Use throw inside promise callbacks or async functions. Use Promise.reject() when you need to directly create and return an already rejected promise.


Common Questions About Promise Rejection

What does Promise.reject do?

Promise.reject() returns a promise that is rejected with the reason you pass to it. The rejection is handled by .catch(), .then(null, handler), or try...catch with await.

Should I reject with Error or a string?

Prefer Error objects for real failures. They make debugging easier and preserve stack information. Strings are acceptable for short examples but are weaker in production code.

Is Promise.reject the opposite of Promise.resolve?

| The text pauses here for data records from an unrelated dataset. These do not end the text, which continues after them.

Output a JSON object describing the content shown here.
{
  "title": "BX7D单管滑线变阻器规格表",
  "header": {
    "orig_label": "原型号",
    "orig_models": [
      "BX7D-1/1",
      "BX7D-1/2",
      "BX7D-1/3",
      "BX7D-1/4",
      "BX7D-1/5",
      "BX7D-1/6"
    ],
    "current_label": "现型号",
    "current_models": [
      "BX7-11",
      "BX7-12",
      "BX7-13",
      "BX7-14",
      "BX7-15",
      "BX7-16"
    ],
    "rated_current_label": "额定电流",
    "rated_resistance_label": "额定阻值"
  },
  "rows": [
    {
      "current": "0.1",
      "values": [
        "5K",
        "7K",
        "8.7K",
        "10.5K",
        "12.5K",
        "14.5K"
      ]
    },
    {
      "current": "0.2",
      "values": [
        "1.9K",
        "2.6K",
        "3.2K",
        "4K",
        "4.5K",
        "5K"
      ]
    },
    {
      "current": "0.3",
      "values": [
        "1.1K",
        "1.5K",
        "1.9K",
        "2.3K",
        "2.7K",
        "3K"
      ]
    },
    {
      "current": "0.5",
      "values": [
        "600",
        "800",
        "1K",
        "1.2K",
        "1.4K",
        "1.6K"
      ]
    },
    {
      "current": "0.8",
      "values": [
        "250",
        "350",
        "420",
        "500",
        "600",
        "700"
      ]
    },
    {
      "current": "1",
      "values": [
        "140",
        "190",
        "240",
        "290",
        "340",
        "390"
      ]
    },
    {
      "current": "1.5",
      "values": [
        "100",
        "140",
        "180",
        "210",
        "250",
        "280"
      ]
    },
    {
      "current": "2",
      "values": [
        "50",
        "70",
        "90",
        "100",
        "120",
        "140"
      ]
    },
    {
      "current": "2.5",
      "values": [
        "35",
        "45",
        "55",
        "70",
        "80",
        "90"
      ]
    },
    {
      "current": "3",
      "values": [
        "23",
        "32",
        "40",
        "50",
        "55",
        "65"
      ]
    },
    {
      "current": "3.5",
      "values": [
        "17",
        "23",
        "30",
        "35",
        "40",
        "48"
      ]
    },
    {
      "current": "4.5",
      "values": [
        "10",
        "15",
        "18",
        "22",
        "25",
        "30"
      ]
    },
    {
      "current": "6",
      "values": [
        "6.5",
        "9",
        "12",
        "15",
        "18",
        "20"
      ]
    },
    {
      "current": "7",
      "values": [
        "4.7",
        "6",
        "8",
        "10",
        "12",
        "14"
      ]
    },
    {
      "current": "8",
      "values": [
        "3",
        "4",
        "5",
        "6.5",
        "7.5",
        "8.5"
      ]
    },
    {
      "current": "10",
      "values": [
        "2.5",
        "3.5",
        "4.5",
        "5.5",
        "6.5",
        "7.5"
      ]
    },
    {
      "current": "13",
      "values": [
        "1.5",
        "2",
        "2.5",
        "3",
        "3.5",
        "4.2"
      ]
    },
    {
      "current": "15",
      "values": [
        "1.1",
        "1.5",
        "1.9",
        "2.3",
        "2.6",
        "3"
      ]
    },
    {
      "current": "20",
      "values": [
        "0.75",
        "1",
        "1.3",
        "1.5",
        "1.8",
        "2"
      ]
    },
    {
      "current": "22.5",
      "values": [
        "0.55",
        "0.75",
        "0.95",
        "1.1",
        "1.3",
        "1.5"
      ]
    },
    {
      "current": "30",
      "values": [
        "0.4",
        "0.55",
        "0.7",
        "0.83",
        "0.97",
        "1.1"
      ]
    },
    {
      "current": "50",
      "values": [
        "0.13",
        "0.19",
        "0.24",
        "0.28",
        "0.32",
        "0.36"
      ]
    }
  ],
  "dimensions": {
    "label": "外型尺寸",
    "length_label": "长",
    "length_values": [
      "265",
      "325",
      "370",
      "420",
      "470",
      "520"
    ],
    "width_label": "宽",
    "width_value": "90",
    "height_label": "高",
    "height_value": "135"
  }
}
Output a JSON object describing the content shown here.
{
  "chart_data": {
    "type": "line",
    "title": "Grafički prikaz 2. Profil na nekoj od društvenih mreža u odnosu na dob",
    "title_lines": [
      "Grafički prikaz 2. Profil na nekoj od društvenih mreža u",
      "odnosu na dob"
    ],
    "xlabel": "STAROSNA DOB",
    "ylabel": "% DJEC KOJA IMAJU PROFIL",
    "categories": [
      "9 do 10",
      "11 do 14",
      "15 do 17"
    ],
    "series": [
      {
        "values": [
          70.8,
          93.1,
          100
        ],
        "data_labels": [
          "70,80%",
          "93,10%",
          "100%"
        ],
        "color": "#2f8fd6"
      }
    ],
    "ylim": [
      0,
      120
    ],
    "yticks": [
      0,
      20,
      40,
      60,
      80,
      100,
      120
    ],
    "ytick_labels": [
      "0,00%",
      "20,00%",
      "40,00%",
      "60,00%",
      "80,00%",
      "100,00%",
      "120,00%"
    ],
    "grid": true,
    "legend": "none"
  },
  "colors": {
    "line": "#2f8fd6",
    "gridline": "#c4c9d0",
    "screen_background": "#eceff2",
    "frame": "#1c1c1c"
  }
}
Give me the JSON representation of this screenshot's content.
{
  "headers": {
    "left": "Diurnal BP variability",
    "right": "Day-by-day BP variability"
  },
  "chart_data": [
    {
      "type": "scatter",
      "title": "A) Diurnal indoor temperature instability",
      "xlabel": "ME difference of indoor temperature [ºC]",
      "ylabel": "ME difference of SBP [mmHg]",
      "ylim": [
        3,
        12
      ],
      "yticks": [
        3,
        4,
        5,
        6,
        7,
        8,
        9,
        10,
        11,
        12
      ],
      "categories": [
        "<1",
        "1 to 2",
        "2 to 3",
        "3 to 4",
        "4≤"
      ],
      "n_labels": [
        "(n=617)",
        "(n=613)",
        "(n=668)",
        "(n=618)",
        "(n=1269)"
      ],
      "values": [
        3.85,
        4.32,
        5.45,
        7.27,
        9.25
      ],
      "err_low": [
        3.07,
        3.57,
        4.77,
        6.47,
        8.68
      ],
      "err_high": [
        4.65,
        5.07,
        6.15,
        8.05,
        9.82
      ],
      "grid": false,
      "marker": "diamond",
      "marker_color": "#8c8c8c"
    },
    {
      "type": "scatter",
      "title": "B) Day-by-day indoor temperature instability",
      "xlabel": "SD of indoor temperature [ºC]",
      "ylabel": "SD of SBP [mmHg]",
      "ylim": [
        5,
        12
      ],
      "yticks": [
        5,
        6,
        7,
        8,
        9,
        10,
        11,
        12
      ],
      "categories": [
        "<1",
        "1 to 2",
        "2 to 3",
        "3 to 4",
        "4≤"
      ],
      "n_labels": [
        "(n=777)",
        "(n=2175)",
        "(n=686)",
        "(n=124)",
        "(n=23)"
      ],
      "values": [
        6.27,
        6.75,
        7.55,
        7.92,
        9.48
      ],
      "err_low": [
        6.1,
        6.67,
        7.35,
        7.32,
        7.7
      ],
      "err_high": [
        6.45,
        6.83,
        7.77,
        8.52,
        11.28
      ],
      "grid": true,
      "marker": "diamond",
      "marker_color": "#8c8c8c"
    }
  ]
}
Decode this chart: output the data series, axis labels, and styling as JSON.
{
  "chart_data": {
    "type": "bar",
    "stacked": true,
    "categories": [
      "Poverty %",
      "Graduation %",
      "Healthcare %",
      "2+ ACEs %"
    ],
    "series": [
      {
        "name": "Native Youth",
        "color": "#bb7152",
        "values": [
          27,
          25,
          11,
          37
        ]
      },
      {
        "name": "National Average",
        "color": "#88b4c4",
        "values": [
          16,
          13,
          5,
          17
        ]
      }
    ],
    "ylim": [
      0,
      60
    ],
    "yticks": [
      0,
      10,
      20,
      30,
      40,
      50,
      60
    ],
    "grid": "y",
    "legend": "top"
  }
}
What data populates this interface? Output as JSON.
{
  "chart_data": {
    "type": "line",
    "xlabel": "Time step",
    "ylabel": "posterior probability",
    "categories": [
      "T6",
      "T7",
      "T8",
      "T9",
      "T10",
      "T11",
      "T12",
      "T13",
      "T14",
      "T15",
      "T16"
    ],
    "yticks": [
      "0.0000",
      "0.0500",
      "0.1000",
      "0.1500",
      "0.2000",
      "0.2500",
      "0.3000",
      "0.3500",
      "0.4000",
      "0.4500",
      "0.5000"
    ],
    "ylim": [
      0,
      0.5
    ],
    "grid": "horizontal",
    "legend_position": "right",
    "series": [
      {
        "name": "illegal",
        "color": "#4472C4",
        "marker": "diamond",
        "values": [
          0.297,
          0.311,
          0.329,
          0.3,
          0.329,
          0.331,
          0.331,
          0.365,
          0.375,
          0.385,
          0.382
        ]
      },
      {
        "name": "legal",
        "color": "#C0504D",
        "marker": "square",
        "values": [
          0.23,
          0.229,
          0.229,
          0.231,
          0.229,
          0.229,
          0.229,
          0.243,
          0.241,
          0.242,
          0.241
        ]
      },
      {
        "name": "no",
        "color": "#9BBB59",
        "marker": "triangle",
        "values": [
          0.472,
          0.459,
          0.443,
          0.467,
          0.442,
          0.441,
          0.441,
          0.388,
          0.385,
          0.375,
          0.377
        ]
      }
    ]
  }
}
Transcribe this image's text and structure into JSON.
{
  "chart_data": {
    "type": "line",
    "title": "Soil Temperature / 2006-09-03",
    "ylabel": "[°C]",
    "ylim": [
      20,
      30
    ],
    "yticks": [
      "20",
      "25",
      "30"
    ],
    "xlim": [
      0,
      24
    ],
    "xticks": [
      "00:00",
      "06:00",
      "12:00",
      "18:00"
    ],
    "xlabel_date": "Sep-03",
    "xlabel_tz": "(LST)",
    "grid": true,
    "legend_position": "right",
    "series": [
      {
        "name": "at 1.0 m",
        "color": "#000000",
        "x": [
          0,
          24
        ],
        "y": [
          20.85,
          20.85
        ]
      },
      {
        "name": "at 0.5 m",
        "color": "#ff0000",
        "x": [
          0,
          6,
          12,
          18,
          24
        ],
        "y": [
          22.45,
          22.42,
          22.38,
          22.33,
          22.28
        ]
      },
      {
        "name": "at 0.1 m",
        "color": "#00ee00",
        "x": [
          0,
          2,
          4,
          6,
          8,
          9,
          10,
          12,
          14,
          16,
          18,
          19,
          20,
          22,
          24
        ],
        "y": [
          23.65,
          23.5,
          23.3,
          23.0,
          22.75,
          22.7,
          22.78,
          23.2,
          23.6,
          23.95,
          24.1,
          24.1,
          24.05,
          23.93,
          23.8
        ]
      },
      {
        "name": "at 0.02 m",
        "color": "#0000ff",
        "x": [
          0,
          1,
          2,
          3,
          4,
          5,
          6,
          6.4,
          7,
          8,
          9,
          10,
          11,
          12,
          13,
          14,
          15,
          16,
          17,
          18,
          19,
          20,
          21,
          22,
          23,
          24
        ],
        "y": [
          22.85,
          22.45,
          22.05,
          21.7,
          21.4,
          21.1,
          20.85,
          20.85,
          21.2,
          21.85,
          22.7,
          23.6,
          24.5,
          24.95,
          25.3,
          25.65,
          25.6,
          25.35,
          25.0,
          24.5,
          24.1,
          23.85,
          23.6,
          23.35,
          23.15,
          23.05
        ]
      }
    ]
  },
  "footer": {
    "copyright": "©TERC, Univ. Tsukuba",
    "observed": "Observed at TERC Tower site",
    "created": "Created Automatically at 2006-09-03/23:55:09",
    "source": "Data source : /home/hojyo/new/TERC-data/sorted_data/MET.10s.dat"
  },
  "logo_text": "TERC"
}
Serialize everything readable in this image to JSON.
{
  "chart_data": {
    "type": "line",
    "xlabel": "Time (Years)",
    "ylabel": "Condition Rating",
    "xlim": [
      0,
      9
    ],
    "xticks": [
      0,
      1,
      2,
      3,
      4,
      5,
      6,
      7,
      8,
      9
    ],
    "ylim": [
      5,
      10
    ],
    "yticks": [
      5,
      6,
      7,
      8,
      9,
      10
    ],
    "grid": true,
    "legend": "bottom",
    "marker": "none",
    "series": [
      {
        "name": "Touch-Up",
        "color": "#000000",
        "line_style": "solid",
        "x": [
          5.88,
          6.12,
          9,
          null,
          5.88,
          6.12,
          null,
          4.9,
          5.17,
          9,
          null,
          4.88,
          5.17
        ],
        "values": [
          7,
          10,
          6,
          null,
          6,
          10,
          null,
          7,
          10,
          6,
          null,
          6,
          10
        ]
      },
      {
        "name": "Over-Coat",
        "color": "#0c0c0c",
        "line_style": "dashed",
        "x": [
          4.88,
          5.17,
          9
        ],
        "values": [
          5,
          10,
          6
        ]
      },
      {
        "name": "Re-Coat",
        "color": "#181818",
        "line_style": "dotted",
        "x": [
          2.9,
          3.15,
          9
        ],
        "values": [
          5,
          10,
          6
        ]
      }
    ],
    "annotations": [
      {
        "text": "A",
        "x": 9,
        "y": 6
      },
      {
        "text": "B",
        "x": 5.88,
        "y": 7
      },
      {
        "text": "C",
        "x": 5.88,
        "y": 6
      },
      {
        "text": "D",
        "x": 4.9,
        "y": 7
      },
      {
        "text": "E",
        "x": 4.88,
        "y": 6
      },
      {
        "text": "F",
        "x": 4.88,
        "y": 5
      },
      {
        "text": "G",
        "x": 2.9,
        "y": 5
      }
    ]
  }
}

Conceptually yes: Promise.resolve() creates or adopts a fulfilled promise, while Promise.reject() creates a rejected promise. One key difference is that Promise.reject() wraps its reason in a new rejected promise even if that reason is already a promise.


Summary

Promise.reject() is the JavaScript shortcut for creating an already rejected promise. Use it for validation failures, controlled async errors, tests, and promise-returning APIs. Handle the rejection with .catch() or try...catch with await, and prefer rejecting with Error objects so failures are easier to diagnose.